Companies value non-operating assets after deducting related costs, such as income taxes and fees. They then take what’s left over and count that toward the overall net worth of the business, usually separately from operating assets.  

Non-operating assets include: 

  • Vacant lots and unused land 
  • Rental income  
  • Real estate investments 
  • Unused or obsolete equipment 
  • Uncollected loan amounts 

Non-operating assets might serve as a means to generate extra revenue for a company during economic downturns. For example, a business might purchase real estate near an up-and-coming residential neighborhood but may not use the space right away for its core operations. Business leaders might decide to rent out the space on an interim basis as an alternative revenue stream.  

The importance of non-operating assets comes into play when operating assets break down — they serve as the proverbial lifeline to a business if the expected cash flow generated by operating assets stalls. For example, you may make the decision to invest in government securities. If the price of raw materials spikes due to some unforeseen factor, you can quickly turn these securities into usable cash, allowing the business to mitigate any potential disruptions in the supply chain and keep operations intact until prices normalize. 

Non-operating assets are not immune to scrutiny and can serve as liabilities to a business. For example, a publicly-owned entity might have dividends that they have yet to pay out to shareholders. The amounts remain on the books.

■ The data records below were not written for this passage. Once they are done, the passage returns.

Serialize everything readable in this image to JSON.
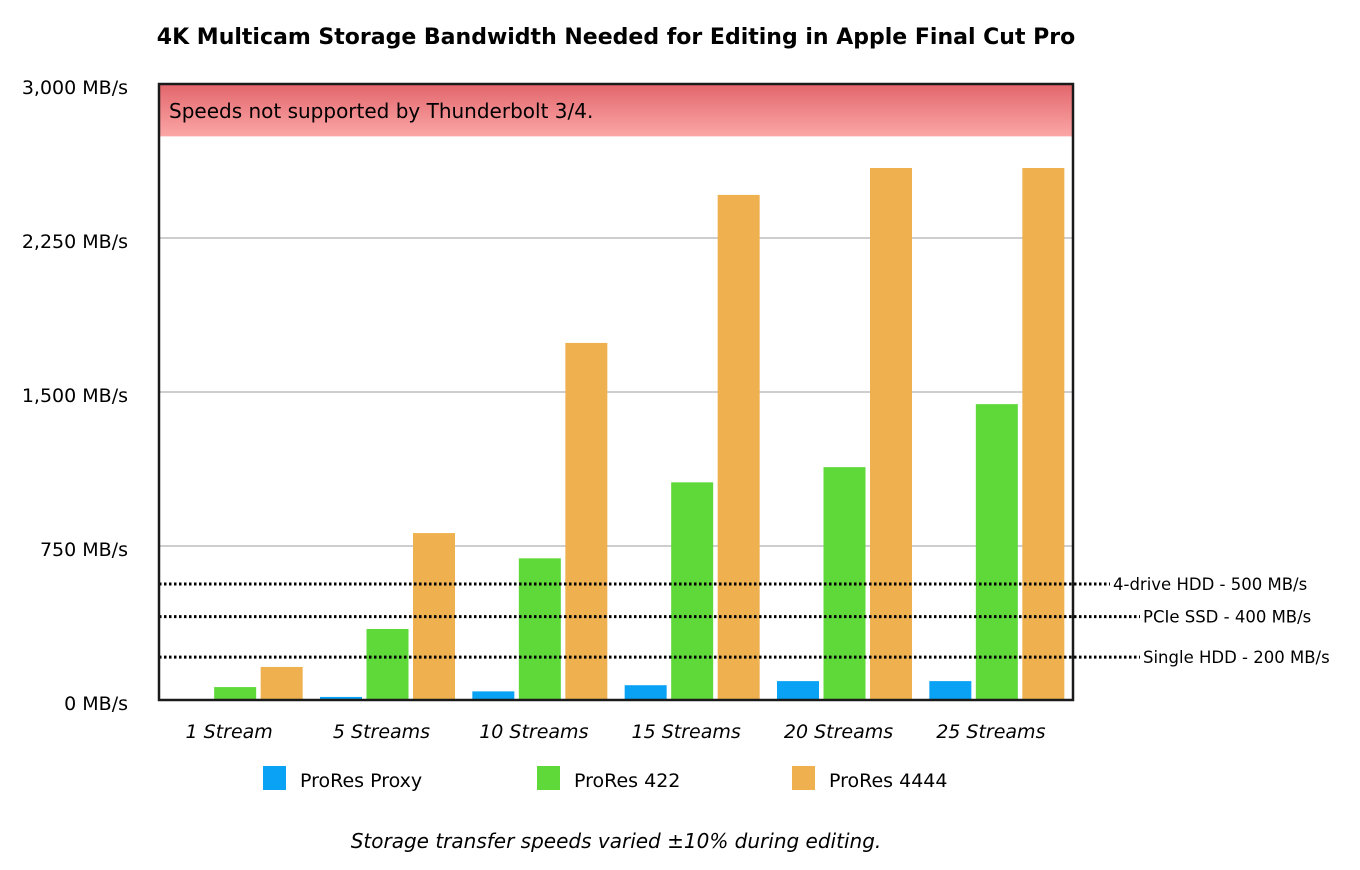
{
  "chart_data": {
    "type": "bar",
    "title": "4K Multicam Storage Bandwidth Needed for Editing in Apple Final Cut Pro",
    "xlabel": "",
    "ylabel": "",
    "ylim": [
      0,
      3000
    ],
    "y_unit_suffix": " MB/s",
    "y_ticks": [
      0,
      750,
      1500,
      2250,
      3000
    ],
    "y_tick_labels": [
      "0 MB/s",
      "750 MB/s",
      "1,500 MB/s",
      "2,250 MB/s",
      "3,000 MB/s"
    ],
    "grid": true,
    "categories": [
      "1 Stream",
      "5 Streams",
      "10 Streams",
      "15 Streams",
      "20 Streams",
      "25 Streams"
    ],
    "series": [
      {
        "name": "ProRes Proxy",
        "color": "#0aa2f5",
        "values": [
          3,
          15,
          42,
          72,
          92,
          92
        ]
      },
      {
        "name": "ProRes 422",
        "color": "#5fd93a",
        "values": [
          63,
          346,
          690,
          1060,
          1134,
          1441
        ]
      },
      {
        "name": "ProRes 4444",
        "color": "#efb14f",
        "values": [
          161,
          813,
          1739,
          2460,
          2591,
          2591
        ]
      }
    ],
    "legend": {
      "placement": "bottom-center",
      "entries": [
        "ProRes Proxy",
        "ProRes 422",
        "ProRes 4444"
      ]
    },
    "shaded_region": {
      "label": "Speeds not supported by Thunderbolt 3/4.",
      "from": 2745,
      "to": 3000,
      "color_top": "#e2666c",
      "color_bottom": "#fba6a6"
    },
    "reference_lines": [
      {
        "label": "4-drive HDD - 500 MB/s",
        "value": 500,
        "plotted_at": 565
      },
      {
        "label": "PCIe SSD - 400 MB/s",
        "value": 400,
        "plotted_at": 406
      },
      {
        "label": "Single HDD - 200 MB/s",
        "value": 200,
        "plotted_at": 209
      }
    ],
    "footnote": "Storage transfer speeds varied ±10% during editing."
  }
}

Similarly, money obtained from business loans counts against the business until the company pays them back. Land that’s not utilized might incur tax liability.  

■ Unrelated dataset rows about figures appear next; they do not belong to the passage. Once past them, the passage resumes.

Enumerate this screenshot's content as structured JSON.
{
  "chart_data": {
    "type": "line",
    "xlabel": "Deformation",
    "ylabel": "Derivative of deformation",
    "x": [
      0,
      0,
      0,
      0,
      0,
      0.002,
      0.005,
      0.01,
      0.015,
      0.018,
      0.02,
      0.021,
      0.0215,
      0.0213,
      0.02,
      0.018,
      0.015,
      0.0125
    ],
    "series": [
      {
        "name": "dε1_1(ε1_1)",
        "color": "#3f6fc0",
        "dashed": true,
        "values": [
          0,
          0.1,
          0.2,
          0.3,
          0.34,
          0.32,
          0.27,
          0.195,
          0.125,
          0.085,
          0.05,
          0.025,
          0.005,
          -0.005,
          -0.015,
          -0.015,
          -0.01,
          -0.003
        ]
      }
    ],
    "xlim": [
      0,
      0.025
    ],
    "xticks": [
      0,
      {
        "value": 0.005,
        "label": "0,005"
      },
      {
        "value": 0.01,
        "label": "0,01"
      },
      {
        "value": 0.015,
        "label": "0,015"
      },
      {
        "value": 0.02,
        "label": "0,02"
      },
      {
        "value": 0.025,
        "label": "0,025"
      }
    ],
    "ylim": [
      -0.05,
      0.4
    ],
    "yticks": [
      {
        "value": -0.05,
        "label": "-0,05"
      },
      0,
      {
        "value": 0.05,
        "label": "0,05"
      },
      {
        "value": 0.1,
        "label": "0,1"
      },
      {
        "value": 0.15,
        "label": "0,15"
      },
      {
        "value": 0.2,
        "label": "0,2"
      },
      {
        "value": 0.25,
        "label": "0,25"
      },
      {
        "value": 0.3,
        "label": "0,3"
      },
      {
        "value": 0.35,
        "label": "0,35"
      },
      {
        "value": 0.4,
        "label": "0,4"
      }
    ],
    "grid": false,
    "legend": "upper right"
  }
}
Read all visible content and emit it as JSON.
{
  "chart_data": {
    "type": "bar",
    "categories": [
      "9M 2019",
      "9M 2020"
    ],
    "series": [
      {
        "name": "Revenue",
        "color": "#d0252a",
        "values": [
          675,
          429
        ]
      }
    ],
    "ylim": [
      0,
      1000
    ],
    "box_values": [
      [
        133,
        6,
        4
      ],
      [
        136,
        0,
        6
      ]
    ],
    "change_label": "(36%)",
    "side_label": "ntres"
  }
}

Many companies try to manage non-operating assets just as intently as operating assets because they reflect potential profitability. They want to maximize these assets’ financial power by knowing exactly how they might fit in if and when the unexpected happens. Waiting until these assets are actually needed to keep the business afloat may work against the business and increase financial risks. 

How can EAM software help you see maximize value from all your asset types?

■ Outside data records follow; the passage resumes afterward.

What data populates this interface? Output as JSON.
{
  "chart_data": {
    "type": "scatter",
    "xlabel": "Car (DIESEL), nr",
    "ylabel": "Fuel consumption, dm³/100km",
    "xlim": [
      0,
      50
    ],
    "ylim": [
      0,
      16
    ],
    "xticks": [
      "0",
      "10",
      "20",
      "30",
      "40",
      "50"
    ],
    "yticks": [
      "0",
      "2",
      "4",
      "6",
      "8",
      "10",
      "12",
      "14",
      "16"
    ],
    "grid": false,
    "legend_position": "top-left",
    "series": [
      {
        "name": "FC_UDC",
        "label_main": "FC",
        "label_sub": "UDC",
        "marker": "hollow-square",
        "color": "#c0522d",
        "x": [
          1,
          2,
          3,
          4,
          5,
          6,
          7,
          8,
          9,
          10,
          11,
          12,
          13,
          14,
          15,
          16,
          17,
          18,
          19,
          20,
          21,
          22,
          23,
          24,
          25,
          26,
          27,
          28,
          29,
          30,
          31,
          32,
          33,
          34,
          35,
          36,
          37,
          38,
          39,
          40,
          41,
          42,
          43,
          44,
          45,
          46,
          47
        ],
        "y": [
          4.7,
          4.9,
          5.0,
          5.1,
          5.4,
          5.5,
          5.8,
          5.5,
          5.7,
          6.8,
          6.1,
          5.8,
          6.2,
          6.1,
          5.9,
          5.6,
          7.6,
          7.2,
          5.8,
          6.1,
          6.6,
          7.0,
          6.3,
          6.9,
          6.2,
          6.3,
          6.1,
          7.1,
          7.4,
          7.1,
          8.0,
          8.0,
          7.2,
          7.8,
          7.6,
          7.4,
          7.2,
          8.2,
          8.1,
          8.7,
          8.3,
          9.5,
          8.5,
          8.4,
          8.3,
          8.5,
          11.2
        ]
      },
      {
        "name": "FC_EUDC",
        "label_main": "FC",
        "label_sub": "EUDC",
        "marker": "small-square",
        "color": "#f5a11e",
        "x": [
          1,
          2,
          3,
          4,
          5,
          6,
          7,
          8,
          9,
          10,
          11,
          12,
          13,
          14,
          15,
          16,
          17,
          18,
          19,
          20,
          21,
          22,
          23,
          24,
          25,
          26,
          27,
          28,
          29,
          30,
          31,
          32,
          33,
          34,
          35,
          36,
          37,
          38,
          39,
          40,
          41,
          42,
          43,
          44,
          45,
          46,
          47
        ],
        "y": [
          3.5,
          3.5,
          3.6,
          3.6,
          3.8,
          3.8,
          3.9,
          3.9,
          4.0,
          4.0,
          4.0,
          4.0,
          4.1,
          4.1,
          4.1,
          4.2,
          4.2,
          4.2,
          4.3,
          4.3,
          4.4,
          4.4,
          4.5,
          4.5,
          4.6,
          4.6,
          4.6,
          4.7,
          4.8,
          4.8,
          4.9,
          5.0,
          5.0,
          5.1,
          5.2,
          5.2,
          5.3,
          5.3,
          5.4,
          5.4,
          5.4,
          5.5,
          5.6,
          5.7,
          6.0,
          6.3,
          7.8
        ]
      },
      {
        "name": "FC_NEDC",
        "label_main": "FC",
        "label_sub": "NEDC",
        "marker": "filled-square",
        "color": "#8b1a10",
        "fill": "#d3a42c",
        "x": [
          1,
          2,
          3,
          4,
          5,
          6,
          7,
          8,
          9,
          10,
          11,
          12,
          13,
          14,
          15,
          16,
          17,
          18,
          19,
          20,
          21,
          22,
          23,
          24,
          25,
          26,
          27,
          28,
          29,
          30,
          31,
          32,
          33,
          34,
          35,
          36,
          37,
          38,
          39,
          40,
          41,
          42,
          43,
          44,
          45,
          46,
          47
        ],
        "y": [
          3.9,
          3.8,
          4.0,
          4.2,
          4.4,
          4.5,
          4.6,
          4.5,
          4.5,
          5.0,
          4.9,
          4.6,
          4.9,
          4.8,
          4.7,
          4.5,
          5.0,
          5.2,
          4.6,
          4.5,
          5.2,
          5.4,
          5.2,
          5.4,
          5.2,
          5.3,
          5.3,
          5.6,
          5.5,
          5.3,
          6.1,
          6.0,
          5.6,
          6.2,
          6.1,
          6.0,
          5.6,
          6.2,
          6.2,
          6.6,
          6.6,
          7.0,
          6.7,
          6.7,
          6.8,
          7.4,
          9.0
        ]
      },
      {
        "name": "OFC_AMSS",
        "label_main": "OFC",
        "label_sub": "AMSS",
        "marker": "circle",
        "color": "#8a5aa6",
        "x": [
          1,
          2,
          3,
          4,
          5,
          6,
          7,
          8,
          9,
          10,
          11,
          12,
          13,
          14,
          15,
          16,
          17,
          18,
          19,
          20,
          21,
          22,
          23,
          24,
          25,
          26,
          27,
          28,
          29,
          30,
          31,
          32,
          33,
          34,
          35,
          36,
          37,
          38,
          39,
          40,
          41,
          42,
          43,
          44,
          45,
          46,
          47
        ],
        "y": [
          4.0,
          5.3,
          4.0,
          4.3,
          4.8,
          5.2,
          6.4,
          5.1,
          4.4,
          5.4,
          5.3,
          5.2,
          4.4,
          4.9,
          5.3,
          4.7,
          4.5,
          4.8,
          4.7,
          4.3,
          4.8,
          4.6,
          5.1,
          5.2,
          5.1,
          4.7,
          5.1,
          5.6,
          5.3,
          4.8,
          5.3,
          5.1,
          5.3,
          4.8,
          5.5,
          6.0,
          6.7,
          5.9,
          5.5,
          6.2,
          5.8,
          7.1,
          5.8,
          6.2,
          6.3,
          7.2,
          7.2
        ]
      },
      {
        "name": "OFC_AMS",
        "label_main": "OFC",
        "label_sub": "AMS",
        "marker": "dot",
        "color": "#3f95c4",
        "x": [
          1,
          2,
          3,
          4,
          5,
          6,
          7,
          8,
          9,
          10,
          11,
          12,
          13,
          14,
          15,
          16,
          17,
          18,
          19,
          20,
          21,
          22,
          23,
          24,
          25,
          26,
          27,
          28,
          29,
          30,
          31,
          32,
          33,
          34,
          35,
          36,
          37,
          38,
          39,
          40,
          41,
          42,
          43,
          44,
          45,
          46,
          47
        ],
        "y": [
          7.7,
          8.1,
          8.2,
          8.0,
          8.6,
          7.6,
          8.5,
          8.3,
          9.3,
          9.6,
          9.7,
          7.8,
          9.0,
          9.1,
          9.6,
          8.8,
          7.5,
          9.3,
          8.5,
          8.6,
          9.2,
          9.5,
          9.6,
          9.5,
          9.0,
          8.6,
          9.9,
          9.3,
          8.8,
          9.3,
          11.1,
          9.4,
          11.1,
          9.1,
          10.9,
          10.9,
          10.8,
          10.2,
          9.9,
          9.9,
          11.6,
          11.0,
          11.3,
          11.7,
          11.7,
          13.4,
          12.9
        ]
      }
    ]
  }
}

The best way to understand how well operating and non-operating assets are working is to actively manage and evaluate associated key performance indicators. With a powerful always-on solution like ManagerPlus© Lightning, you can see how each asset is performing at a glance. Gain important asset details like the ratio of preventive to reactive maintenance, the total cost of ownership, and asset history. Understand the more granular aspects of your operating and non-operating assets by keeping a detailed account of work orders, vendor relationships, and more. You can make data-based decisions about your business’s performance along with an accurate valuation based on what you choose to track within the software.  

You may think at the onset that a certain asset is cost-effective and makes sense for your business. But Lightning might supply different data as you continue to add cost information over time. Perhaps this asset is a set of raw materials that you need to purchase in bulk. Perhaps it’s an old piece of machinery that needs to be upgraded to a faster, more efficient one. Having this data at the ready will provide you with a clear picture of where your business stands and what decisions you should be making to promote ongoing success.  

Next steps

Set up a call with one of our experts to discuss how Lightning can help you transition to a new, more efficient way of working. 


Operating assets, without a doubt, are your business’s lifeline — they’re the necessary components that keep your organization intact. They’re what keeps the bills paid and customers happy. In contrast, non-operating assets may not serve an immediate purpose, but you need to track them if you want to maximize their value to the organization.  

What happens if there’s a major event that takes one of our operating assets offline? How can one of your non-operating assets fill in? The answers to these questions lie in the data gleaned from effective asset management. Having an asset management solution like ManagerPlus Lightning ensures that the business stays in the black.